Three European countries have pledged a combined $180 million to the Forest Carbon Partnership Facility (FCPF), an institution created by the World Bank to compensate developing countries for reductions in carbon dioxide emissions achieved by preserving their forests.
The contributions from Finland, Germany, and Norway bring FCPF’s capitalization to around $650 million, guaranteeing that developing countries will not suffer undue economic distress from preserving their forests in an effort to combat climate change.
“Forests continue to be lost as efforts to get the world on a greener, low-carbon growth path struggle to increase in speed and scale to meet the climate challenges ahead,” said Rachel Kyte, World Bank Vice President for Sustainable Development. “We are therefore very pleased with the continued commitment of the donor community to support FCPF’s groundbreaking work to curb forest loss.”
Deforestation releases 1.5 billion metric tons of carbon into the atmosphere each year, according to the Global Carbon Project, accounting for nearly one-fifth of total carbon emissions due to human activities. While deforestation rates have stalled in developed countries, the problem remains serious in the developing world.
The three countries donating to the FCPF are among the world’s most progressive in reducing carbon emissions. Norway, for example, meets over 99 percent of its energy requirements through hydropower plants, an entirely renewable energy resource. The country has also been praised as a “model society” for its widespread adoption of electric vehicles.
“I am excited to see the Carbon Fund getting ready to pay countries and large jurisdictions for verified emission reductions,” said Hans Brattskar, Norway’s Special Envoy for International Climate Policy. “The Carbon Fund will bring countries and companies together to create early demand for forest carbon with strong safeguards.”
The FCPF consists of two funds, one which offers financing to countries that are developing strategies for reducing deforestation and forest degradation, the other which provides payments the carbon emissions have been reduced as the result of such programs. The latter funds will receive the majority of the new donation.

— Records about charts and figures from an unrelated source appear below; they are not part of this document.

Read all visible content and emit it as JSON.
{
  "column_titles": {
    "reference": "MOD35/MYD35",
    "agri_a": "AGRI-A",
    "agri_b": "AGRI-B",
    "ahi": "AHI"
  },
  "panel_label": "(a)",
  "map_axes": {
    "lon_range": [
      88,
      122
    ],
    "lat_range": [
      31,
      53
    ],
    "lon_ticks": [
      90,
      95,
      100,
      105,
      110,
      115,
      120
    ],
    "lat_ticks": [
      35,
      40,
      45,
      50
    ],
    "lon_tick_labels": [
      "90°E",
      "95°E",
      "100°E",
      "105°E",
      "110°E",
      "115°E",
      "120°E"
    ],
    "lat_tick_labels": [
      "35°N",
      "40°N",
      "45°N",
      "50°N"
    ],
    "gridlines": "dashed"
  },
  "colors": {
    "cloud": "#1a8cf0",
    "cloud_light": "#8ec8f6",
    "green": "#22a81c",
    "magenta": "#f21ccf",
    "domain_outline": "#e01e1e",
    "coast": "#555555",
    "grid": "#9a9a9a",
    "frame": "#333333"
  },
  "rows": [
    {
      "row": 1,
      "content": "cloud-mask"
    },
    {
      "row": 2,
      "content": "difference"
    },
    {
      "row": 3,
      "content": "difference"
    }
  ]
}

“The additional German commitment is meant to be an encouragement to all countries that recognize the many benefits of forests for sustainable development, including local livelihoods, conservation of biodiversity and climate mitigation,” said Dirk Niebel, German Federal Minister for Economic Cooperation and Development. “This is why we are increasing results-based support to those that are actively assuming responsibility for halting and reversing forest loss.”
Like Norway, Germany is far ahead of the rest of the world in renewable energy adoption. Germany gets over one-quarter of its energy from renewable resources and has surpassed every benchmark it set to be 80 percent renewable-powered by mid-century.
The FCPF was launched in 2008 and includes 36 forest countries and 18 financial contributors.